School systems across the country have responded to the national reckoning around issues of racial justice by rapidly developing strategies and plans for education equity. These efforts are certainly better than no effort at all, but they miss a crucial point: an education system cannot have a strategy for equity. Equity needs to be the strategy for everything else.
This is not meant to minimize, in any respect, the extremely serious safety and logistical considerations involved in reopening schools during a global pandemic. But when equity is the “why,” the “how” and the “what,” it shines a light on the path forward during these challenging times. Before continuing, it is important to clarify that my definition of educational equity goes well beyond buzzword status, proclamations of the importance of equity by school boards, and the equity committee where everyone on the committee is super-committed to sharing how committed they are about equity.
thinkLaw’s Educational Equity Equation helps you to prioritize equity in your classroom by leveraging instruction rooted in critical thinking that will help your students to question the world around them and become agents of change. Click here to learn more.
Educational equity is a design framework where justice is the outcome for individual children and for the system as a whole.
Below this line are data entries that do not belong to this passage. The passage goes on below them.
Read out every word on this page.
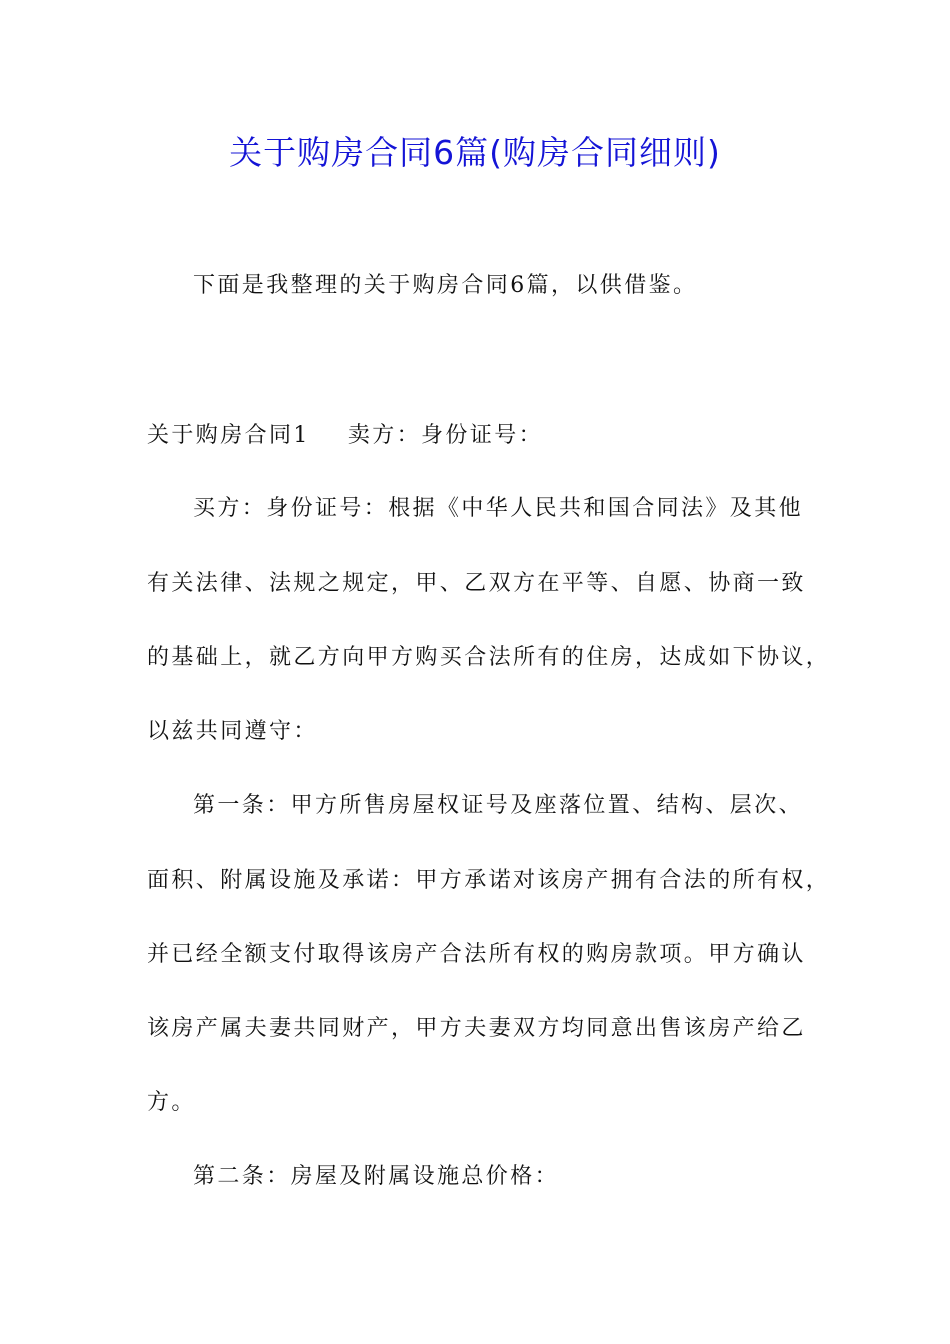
关于购房合同6篇(购房合同细则)
下面是我整理的关于购房合同6篇，以供借鉴。
关于购房合同1 卖方：身份证号：
买方：身份证号：根据《中华人民共和国合同法》及其他
有关法律、法规之规定，甲、乙双方在平等、自愿、协商一致
的基础上，就乙方向甲方购买合法所有的住房，达成如下协议，
以兹共同遵守：
第一条：甲方所售房屋权证号及座落位置、结构、层次、
面积、附属设施及承诺：甲方承诺对该房产拥有合法的所有权，
并已经全额支付取得该房产合法所有权的购房款项。甲方确认
该房产属夫妻共同财产，甲方夫妻双方均同意出售该房产给乙
方。
第二条：房屋及附属设施总价格：
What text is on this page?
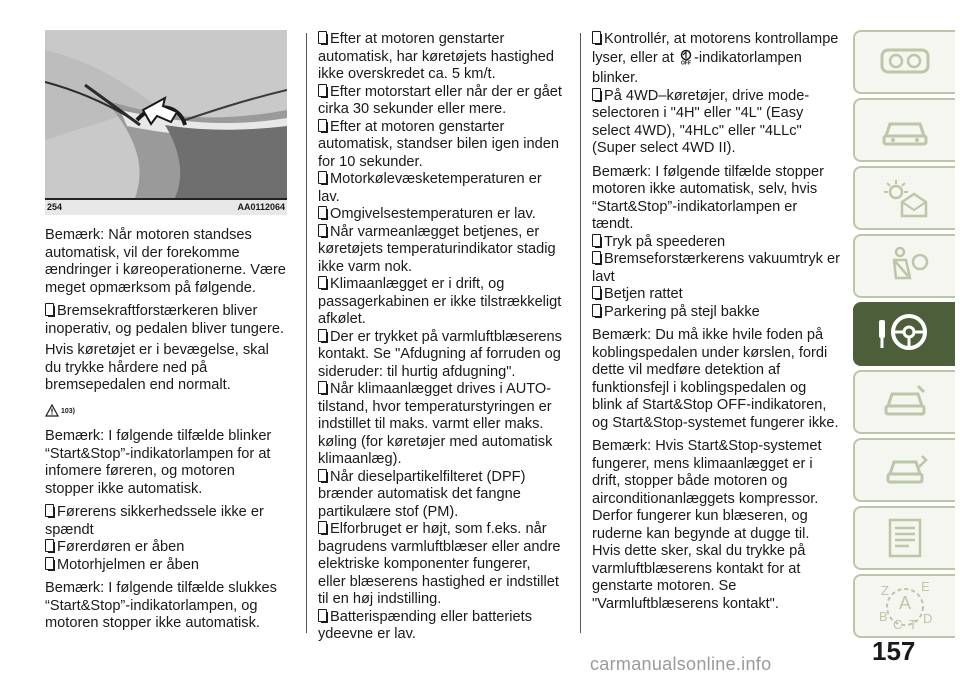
254	AA0112064

Bemærk: Når motoren standses automatisk, vil der forekomme ændringer i køreoperationerne. Være meget opmærksom på følgende.

Bremsekraftforstærkeren bliver inoperativ, og pedalen bliver tungere.

Hvis køretøjet er i bevægelse, skal du trykke hårdere ned på bremsepedalen end normalt.

103)

Bemærk: I følgende tilfælde blinker “Start&Stop”-indikatorlampen for at infomere føreren, og motoren stopper ikke automatisk.

Førerens sikkerhedssele ikke er spændt
Førerdøren er åben
Motorhjelmen er åben

Bemærk: I følgende tilfælde slukkes “Start&Stop”-indikatorlampen, og motoren stopper ikke automatisk.

Efter at motoren genstarter automatisk, har køretøjets hastighed ikke overskredet ca. 5 km/t.
Efter motorstart eller når der er gået cirka 30 sekunder eller mere.
Efter at motoren genstarter automatisk, standser bilen igen inden for 10 sekunder.
Motorkølevæsketemperaturen er lav.
Omgivelsestemperaturen er lav.
Når varmeanlægget betjenes, er køretøjets temperaturindikator stadig ikke varm nok.
Klimaanlægget er i drift, og passagerkabinen er ikke tilstrækkeligt afkølet.
Der er trykket på varmluftblæserens kontakt. Se "Afdugning af forruden og sideruder: til hurtig afdugning".
Når klimaanlægget drives i AUTO-tilstand, hvor temperaturstyringen er indstillet til maks. varmt eller maks. køling (for køretøjer med automatisk klimaanlæg).
Når dieselpartikelfilteret (DPF) brænder automatisk det fangne partikulære stof (PM).
Elforbruget er højt, som f.eks. når bagrudens varmluftblæser eller andre elektriske komponenter fungerer, eller blæserens hastighed er indstillet til en høj indstilling.
Batterispænding eller batteriets ydeevne er lav.
Kontrollér, at motorens kontrollampe lyser, eller at OFF -indikatorlampen blinker.
På 4WD–køretøjer, drive mode-selectoren i "4H" eller "4L" (Easy select 4WD), "4HLc" eller "4LLc" (Super select 4WD II).

Bemærk: I følgende tilfælde stopper motoren ikke automatisk, selv, hvis “Start&Stop”-indikatorlampen er tændt.

Tryk på speederen
Bremseforstærkerens vakuumtryk er lavt
Betjen rattet
Parkering på stejl bakke

Bemærk: Du må ikke hvile foden på koblingspedalen under kørslen, fordi dette vil medføre detektion af funktionsfejl i koblingspedalen og blink af Start&Stop OFF-indikatoren, og Start&Stop-systemet fungerer ikke.

Bemærk: Hvis Start&Stop-systemet fungerer, mens klimaanlægget er i drift, stopper både motoren og airconditionanlæggets kompressor. Derfor fungerer kun blæseren, og ruderne kan begynde at dugge til. Hvis dette sker, skal du trykke på varmluftblæserens kontakt for at genstarte motoren. Se "Varmluftblæserens kontakt".

Z E
A
B
C T D
157
carmanualsonline.info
In practical terms, equity requires four fundamental shifts:
1. Moving away from the mythical idea of meeting the needs of “all students” to the student-centered approach of meeting the needs of “each child.”
2. Rejecting the notion of empowering students because students already have power, and equity requires the system to help students galvanize this power.
3. Recognizing that academic success, is a necessary, but insufficient outcome of an equitable education system.
4. Preparing students burdened by unjust systems to successfully navigate, question, dismantle, and rebuild new, more just systems.
For school system leaders grappling with COVID-19 reopening challenges, these four shifts can provide remarkable levels of clarity. We call this comprehensive approach The Educational Equity Equation, because true equity requires a combination of goals. When your focus is on “each child” instead of “all students,” your leadership becomes more purposeful and less colorblind. The transition to “each” means you are disaggregating the data. Focusing on “each” necessitates an equity-focused strategy to data collection to begin with, because when you already know devices and wifi access are a challenge for families, why would you ever rely on an 100% online family survey to guide your decision-making?
As Dr. Rosa Perez Isiah noted in our recent Educational Equity Equation Conversation, this is not really a battle between equity and hand sanitizer. Equity is hand sanitizer. Pre-pandemic, why was it ever normal to narrowly focus on academic success in schools without hot water, disgusting bathrooms, and poor ventilation systems? There is no question that the pandemic has heightened public awareness of inequities like the digital divide. An equity focus mandates the understanding that connectivity means more than a Chromebook and a hotspot.
How connected are students to grade-level work in a system that regularly underteaches low-income students of color? How much access do students have to the tools that prepare them to break the stuff that needs to be broken when we treat critical thinking like a luxury good? Disproportionately low identification rates for these students in gifted and talented and other advanced academic programs have been an issue as long as these programs have existed. Your school board’s #BlackLivesMatter statement is important. But if your school system’s day-to-day practices call into question whether Black minds matter, whether the voices, input, and know-how of Black families matter, or whether the injustice of asking Black students to work twice as hard to get half as far matters, there is still work to do to make equity actionable.
Student and teacher safety. Academic achievement. College and career readiness. Ensuring the basic needs of students are met. Yes, yes, and more yes to all of these. But equity cannot be just another item on the list if your school system is serious about repairing the injustices built into the system.